I haven't been able to synthetically reproduce the core crash yet.

arahnale commented 7 months ago

In my kernel enable CONFIG_KASAN_STACK

grep CONFIG_KASAN /boot/config-5.4.0-162-generic 
# CONFIG_KASAN is not set
CONFIG_KASAN_STACK=1

Is this suitable for debugging?

rincebrain commented 7 months ago

I think those are heap crashes, so that won't help here.
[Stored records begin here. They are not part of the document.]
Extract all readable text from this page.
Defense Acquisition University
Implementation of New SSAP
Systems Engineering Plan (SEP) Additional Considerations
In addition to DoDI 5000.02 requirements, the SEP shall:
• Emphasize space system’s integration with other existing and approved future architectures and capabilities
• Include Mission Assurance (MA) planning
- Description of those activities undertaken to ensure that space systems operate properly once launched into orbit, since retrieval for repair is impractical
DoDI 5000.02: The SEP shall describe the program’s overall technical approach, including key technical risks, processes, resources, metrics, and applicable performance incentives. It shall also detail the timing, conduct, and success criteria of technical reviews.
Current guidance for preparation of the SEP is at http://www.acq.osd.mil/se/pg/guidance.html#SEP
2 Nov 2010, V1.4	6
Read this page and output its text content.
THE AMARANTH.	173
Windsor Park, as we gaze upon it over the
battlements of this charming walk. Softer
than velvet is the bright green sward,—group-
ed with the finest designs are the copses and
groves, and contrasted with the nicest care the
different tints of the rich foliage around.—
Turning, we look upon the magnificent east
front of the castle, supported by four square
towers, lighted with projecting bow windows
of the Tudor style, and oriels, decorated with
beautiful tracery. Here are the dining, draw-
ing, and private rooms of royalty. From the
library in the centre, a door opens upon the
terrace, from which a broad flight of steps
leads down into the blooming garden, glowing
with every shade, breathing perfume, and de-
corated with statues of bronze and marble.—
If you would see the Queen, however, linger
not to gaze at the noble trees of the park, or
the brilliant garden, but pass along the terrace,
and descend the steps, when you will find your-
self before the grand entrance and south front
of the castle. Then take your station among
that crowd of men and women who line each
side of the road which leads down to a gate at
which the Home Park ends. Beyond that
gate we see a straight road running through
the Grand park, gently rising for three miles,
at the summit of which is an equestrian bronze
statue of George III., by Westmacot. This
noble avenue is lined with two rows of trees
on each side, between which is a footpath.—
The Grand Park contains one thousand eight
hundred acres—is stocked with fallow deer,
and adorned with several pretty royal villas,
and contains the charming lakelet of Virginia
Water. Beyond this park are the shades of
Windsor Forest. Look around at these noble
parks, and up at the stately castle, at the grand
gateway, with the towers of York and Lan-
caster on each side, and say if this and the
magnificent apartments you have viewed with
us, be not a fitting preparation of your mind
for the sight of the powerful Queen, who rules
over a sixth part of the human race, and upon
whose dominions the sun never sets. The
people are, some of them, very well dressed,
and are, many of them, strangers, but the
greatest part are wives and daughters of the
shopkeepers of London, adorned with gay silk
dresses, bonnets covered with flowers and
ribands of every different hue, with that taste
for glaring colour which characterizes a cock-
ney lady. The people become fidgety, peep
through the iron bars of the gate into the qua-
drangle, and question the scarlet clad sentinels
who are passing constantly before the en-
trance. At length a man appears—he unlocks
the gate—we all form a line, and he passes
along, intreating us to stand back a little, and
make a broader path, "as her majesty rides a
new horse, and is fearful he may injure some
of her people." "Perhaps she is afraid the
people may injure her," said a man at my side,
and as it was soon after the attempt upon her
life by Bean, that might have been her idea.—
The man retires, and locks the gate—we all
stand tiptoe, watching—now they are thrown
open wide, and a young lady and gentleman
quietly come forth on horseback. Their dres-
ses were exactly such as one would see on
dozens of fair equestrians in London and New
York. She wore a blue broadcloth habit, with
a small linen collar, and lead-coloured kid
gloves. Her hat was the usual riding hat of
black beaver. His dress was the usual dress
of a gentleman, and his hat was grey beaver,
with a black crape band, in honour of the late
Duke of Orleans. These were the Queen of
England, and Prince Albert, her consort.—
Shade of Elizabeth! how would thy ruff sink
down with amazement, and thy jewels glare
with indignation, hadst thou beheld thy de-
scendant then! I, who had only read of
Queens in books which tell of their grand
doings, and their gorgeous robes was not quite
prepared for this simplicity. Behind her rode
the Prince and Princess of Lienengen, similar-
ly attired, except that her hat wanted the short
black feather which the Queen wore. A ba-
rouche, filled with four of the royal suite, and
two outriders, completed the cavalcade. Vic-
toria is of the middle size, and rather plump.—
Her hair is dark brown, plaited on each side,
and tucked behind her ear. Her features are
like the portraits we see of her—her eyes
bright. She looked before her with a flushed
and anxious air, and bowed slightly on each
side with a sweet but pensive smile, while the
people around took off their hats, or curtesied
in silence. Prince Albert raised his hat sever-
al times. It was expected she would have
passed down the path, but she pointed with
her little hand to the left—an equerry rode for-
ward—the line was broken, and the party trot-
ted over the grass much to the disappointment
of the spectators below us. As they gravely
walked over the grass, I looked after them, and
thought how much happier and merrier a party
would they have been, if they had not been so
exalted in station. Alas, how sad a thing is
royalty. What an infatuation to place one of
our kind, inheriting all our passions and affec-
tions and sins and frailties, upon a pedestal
arahnale commented 7 months ago

I was able to reproduce the kernel crash when using zfs 2.2.2 I wrote a script for a memory leak

#include <stdio.h> 
// malloc calloc
#include <stdlib.h>
#include <string.h>

typedef struct {
  char * str;
  unsigned long long int len;
} str_t;

void _mymalloc(str_t *str1 , str_t *str2, unsigned long long int n) {
  /** long int size_1gb = 1024 * 1024 * 1024; // размер в байтах (1 гигабайт) */
  str1->str = NULL;
  str1->len = 0;

  printf("Start _malloc %lld\n", n);

  while (str1->len < n) { 
    /** printf("%lld\n", str1->len); */
    str1->len += str2->len + 1; 
    /** printf("realloc\n"); */
    str1->str = realloc(str1->str, str1->len * sizeof(char) + str2->len * sizeof(char));
    /** printf("strcat\n"); */
    strcat(str1->str, str2->str);
  }
}

int main() {
  printf("Start\n");

  unsigned long long int size = 0;

  str_t temp;
  str_t temp1, temp2, temp3, temp4;
  temp.str = "abracadabra\0";
  temp.len = strlen(temp.str);

  _mymalloc(&temp1, &temp , 1024);
  _mymalloc(&temp2, &temp1 , 1024 * 1024 * 10);
  _mymalloc(&temp3, &temp2 , 1024 * 1024 * 1024);
  _mymalloc(&temp4, &temp3 , 1024 * 1024 * 4024);

  return 0 ;
}

and started the load on the dataset

while true; do dd if=/dev/urandom count=10M bs=1 | bzip2 -1 > /home/random.bin ; rm -f /home/random.bin ; done

I am ready to provide a server for testing if you agree to help with testing.

Dimmiuss commented 2 months ago

this problem still appears on the latest versions of ZFS: 2.1.15 and 2.2.4 all that helped us to no longer get a kernel panic was to roll back to 2.1.4 please look into the problem, the latest versions are NOT STABLE. changes that broke the ZFS code base were made between releases in 2.1.4-2.1.15. Then they moved to the 2.2 code base and these problems continue. We kindly ask you to check all commits from 2.1.4 to 2.1.15, because This bug will only make things worse in the future.